Digitales Ruhrgebiet: Planen und Bauen mit der BIM-Methode

09. November 2021: Von Annika Zimmermann, Projekt- und Netzwerkmanagement, Kreis Recklinghausen

Mit dem Projekt „Netzwerk Building Information Modeling Mittleres Ruhrgebiet“ – kurz BIM.Ruhr – soll öffentlichen Verwaltungen sowie kleinen und mittelständischen Unternehmen (KMU) in der Region der Einstieg zu einer zukunftsträchtigen Bau- und Planungsmethode ermöglicht werden, die Vorteile in den Bereichen Nachhaltigkeit, Kosten- und Zeitmanagement sowie Kommunikation vor und während der Bauphase bietet. BIM.Ruhr ist als eine Kooperation zwischen Wissenschaft und öffentlicher Verwaltung angelegt, die innerhalb des eigens aufgebauten Innovationsnetzwerks mit der Bauwirtschaft zusammenarbeitet. Partner beim Pilotprojekt sind der Kreis Recklinghausen, die Hochschule Bochum und die Universität Duisburg-Essen.

Vom Ruhrpott zur Metropole Ruhr: Kaum ein Ballungsraum ist so im Wandel wie das Ruhrgebiet. Leerstehende Gebäude prägen an vielen Stellen das Bild – der Sanierungsbedarf ist groß. Die Nachfrage nach Sanierungen ist in vielen Städten so hoch, dass Verwaltungen und Unternehmen dem kaum nachkommen können.

Eine Möglichkeit, dieser Herausforderung effizient und nachhaltig gegenüberzutreten, bietet das Building Information Modeling (BIM). BIM ist eine digitale Plan- und Baumethode, bei der erst digital und dann real gebaut wird. Dabei wird zunächst mithilfe eines digitalen Modells des Gebäudes geplant, Kollisionsprüfungen per Simulation durchgeführt sowie Mengen-, Zeit- und Materialienbedarfe bestimmt, bevor dann im Anschluss der Bau beginnt. Dies bietet immense Vorteile in Bezug auf Materialverbrauch, Zeitmanagement und Kommunikation.

Und: BIM hört nach der Planungsphase nicht auf. Das erstellte Modell fungiert auch während der Bauausführung als zentrale Anlaufstelle. So speisen alle am Bau beteiligten Gewerke das digitale Modell weiter mit Informationen und können darüber hinaus alle relevanten Details für ihre Arbeit aus dem Modell entnehmen. Ist das Gebäude fertiggestellt, bietet das Modell große Vorteile für die betreibenden im Facility Management, das dann alle Informationen digital und einfach zugänglich erhält.
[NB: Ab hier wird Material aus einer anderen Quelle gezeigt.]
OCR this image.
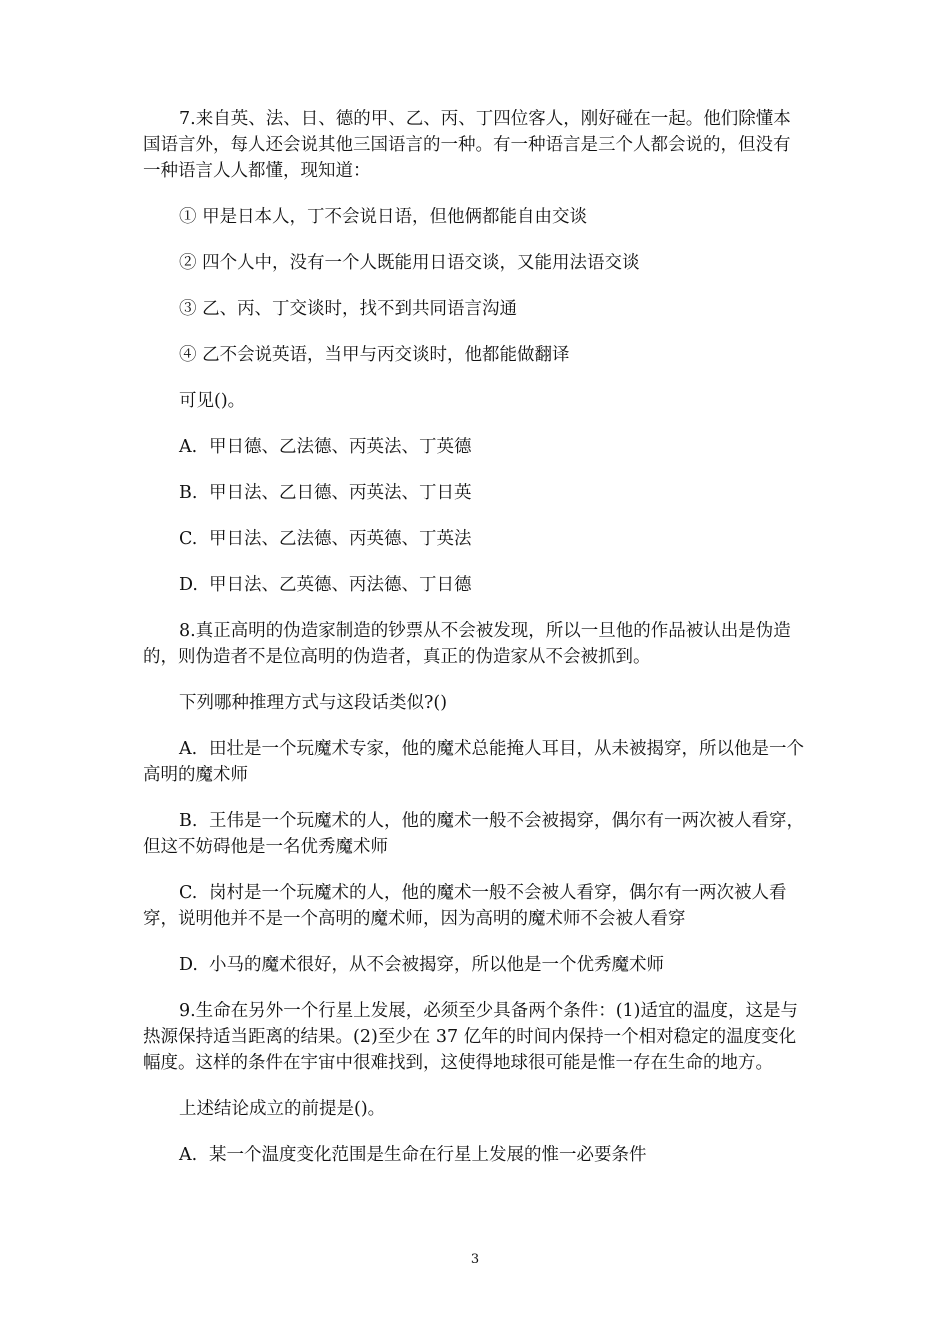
7.来自英、法、日、德的甲、乙、丙、丁四位客人，刚好碰在一起。他们除懂本国语言外，每人还会说其他三国语言的一种。有一种语言是三个人都会说的，但没有一种语言人人都懂，现知道：

① 甲是日本人，丁不会说日语，但他俩都能自由交谈

② 四个人中，没有一个人既能用日语交谈，又能用法语交谈

③ 乙、丙、丁交谈时，找不到共同语言沟通

④ 乙不会说英语，当甲与丙交谈时，他都能做翻译

可见()。

A. 甲日德、乙法德、丙英法、丁英德

B. 甲日法、乙日德、丙英法、丁日英

C. 甲日法、乙法德、丙英德、丁英法

D. 甲日法、乙英德、丙法德、丁日德

8.真正高明的伪造家制造的钞票从不会被发现，所以一旦他的作品被认出是伪造的，则伪造者不是位高明的伪造者，真正的伪造家从不会被抓到。

下列哪种推理方式与这段话类似?()

A. 田壮是一个玩魔术专家，他的魔术总能掩人耳目，从未被揭穿，所以他是一个高明的魔术师

B. 王伟是一个玩魔术的人，他的魔术一般不会被揭穿，偶尔有一两次被人看穿，但这不妨碍他是一名优秀魔术师

C. 岗村是一个玩魔术的人，他的魔术一般不会被人看穿，偶尔有一两次被人看穿，说明他并不是一个高明的魔术师，因为高明的魔术师不会被人看穿

D. 小马的魔术很好，从不会被揭穿，所以他是一个优秀魔术师

9.生命在另外一个行星上发展，必须至少具备两个条件：(1)适宜的温度，这是与热源保持适当距离的结果。(2)至少在 37 亿年的时间内保持一个相对稳定的温度变化幅度。这样的条件在宇宙中很难找到，这使得地球很可能是惟一存在生命的地方。

上述结论成立的前提是()。

A. 某一个温度变化范围是生命在行星上发展的惟一必要条件

3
Mit dem Projekt BIM.Ruhr den Einstieg ins Building Information Modeling finden
Die Einführung der BIM-Methode reiht sich in die Riege vieler anderer Digitalisierungsvorhaben ein, denen Verwaltung und Bauwirtschaft gegenüberstehen. Diese erfordern ein umfassendes Change-Management und sind nicht ohne Weiteres durchzuführen. Ist die Nutzung von BIM auf Bundesebene bereits seit Anfang dieses Jahres für alle öffentlichen Aufträge vorgeschrieben, die den Bau von Bundesinfrastruktur oder infrastrukturrelevanten Gebäuden betreffen, sind die Bestrebungen bei Ländern, Kommunen und Unternehmen unterschiedlich weit: Einzelne Leuchtturm-Kommunen und -Unternehmen konnten bereits BIM-Expertise sammeln, andere stehen noch am Anfang.

Um Nordrhein-Westfalen weiterhin eine Vorreiter-Rolle einräumen zu können und den Kommunen den Anschluss in der Digitalisierung zu garantieren, bietet das Projekt „Netzwerk Building Information Modeling Mittleres Ruhrgebiet (BIM.Ruhr)“ einen ersten Einstieg für öffentliche Verwaltungen, die mit BIM arbeiten möchten. Bei dem vom Europäischen Fonds für regionale Entwicklung (EFRE) geförderten Projekt steht der Auf- und Ausbau eines Innovationsnetzwerks im Fokus. Dieses besteht aus Akteuren aus der Bauwirtschaft, Wissenschaft und Verwaltung. Um den verschiedenen Schwerpunkten bei BIM.Ruhr gerecht zu werden, ist das Projekt in drei Teilprojekte untergliedert. Die Teilprojekte werden vom Kreis Recklinghausen, der Hochschule Bochum und der Universität Duisburg-Essen verantwortet.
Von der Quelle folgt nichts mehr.